Ipamorelin (sequence Aib-His-D-2-Nal-D-Phe-Lys-NH2) was the first growth hormone secretagogue characterized as highly selective — meaning it raises GH while leaving other stress hormones largely untouched. In its founding study it released GH potently in rat pituitary cells, anaesthetized rats, and conscious swine (swine ED50 = 2.3 nmol/kg versus 3.9 nmol/kg for GHRP-6), yet did not raise ACTH or cortisol above the level seen with GHRH even at doses more than 200-fold above its GH ED50 [3]. It works through the ghrelin receptor — formally GHS-R1a, the same receptor the hunger hormone ghrelin uses — on the pituitary's GH-producing cells [3]. That receptor choice is also why appetite shows up later as a reported effect. The selectivity is real and well-documented; it is the single most reproducible thing in the ipamorelin record.
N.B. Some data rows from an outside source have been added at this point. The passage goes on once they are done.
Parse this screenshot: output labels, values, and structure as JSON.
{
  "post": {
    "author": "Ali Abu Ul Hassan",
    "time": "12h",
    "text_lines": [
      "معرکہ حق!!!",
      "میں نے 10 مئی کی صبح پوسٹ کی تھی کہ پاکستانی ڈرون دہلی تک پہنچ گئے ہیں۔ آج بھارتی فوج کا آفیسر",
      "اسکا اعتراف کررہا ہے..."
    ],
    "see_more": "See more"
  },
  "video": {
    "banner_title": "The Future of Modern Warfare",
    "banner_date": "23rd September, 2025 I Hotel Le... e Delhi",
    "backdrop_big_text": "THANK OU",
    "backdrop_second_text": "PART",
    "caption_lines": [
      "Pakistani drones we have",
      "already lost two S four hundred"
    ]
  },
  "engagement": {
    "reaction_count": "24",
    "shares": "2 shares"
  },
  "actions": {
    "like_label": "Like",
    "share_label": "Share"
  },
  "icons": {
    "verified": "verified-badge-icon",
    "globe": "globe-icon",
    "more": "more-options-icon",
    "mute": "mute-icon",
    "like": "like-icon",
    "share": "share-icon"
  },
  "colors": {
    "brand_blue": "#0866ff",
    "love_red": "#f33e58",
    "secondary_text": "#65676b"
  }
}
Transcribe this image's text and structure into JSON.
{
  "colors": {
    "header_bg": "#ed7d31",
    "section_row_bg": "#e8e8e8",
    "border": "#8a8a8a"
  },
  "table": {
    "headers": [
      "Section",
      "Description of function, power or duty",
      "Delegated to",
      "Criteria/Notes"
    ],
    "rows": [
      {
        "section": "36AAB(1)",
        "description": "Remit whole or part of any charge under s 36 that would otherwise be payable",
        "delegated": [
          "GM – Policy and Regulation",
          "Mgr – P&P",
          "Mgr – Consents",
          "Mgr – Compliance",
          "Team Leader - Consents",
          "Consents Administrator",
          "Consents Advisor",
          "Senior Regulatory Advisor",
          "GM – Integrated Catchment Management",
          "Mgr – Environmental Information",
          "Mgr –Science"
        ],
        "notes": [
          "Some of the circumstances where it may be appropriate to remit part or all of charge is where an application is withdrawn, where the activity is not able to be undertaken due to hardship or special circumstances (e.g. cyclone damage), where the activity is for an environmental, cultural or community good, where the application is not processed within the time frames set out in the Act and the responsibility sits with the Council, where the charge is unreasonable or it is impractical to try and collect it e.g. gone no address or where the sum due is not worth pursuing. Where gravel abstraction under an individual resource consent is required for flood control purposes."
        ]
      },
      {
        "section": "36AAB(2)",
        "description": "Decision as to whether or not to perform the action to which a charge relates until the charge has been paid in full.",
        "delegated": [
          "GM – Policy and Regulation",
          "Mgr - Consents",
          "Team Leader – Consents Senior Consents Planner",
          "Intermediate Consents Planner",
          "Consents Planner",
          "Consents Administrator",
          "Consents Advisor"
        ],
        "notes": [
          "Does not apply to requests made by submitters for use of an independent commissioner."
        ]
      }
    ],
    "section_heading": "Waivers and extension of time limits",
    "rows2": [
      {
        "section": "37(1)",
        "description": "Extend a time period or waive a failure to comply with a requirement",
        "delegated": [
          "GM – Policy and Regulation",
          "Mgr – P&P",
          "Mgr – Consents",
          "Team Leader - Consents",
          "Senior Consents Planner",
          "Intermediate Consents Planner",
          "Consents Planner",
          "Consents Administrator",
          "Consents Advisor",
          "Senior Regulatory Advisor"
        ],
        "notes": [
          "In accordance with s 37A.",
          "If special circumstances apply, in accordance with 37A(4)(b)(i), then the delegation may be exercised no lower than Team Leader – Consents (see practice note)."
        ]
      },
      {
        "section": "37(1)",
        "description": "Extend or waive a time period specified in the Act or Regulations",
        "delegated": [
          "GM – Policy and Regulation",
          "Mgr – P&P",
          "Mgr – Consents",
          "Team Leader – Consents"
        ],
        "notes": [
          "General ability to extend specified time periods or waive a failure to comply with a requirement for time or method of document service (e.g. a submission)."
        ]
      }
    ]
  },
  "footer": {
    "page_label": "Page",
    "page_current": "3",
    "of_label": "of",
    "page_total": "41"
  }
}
Where the human evidence stands

Human evidence is thin and, for the indication tested, negative. The only published Phase 2 randomized controlled trial gave ipamorelin to 114 adults after bowel-resection surgery (0.03 mg/kg IV twice daily for up to 7 days) to treat postoperative ileus — the temporary bowel-motility stall that follows abdominal surgery. It missed its primary endpoint: median time to first tolerated meal was 25.3 hours with ipamorelin versus 32.6 hours with placebo (p=0.15) [2]. No ipamorelin-specific safety signal emerged in that short window, but efficacy was not shown, and no further clinical development followed [2]. Preclinically the picture is more active: in adult female rats, 15 days of subcutaneous ipamorelin raised the longitudinal bone-growth rate dose-dependently, from 42 to 52 microns/day at the highest dose — without measurable change in systemic IGF-1 [4]. The most recent in-vivo study, in ferrets in 2024, found ipamorelin reduced chemotherapy-driven weight loss by about 24% through a peripheral mechanism, with no anti-emetic effect [5]. Dig into the mechanism and the studies on the Ipamorelin research page, and see the full source list on the Ipamorelin references page.

Status, in one line

Ipamorelin has never been approved as a drug by any regulator [2]. It is banned in sport at all times as a growth hormone secretagogue (WADA category S2), and in 2024 the FDA removed ipamorelin acetate from Category 2 of the interim Section 503A bulk-substances list and reviewed it at an October 2024 advisory-committee meeting, restricting compounding-pharmacy access. Most use is off-label and self-administered, outside any controlled-trial support [2]. This digest documents that record; it does not sell, supply, or recommend anything.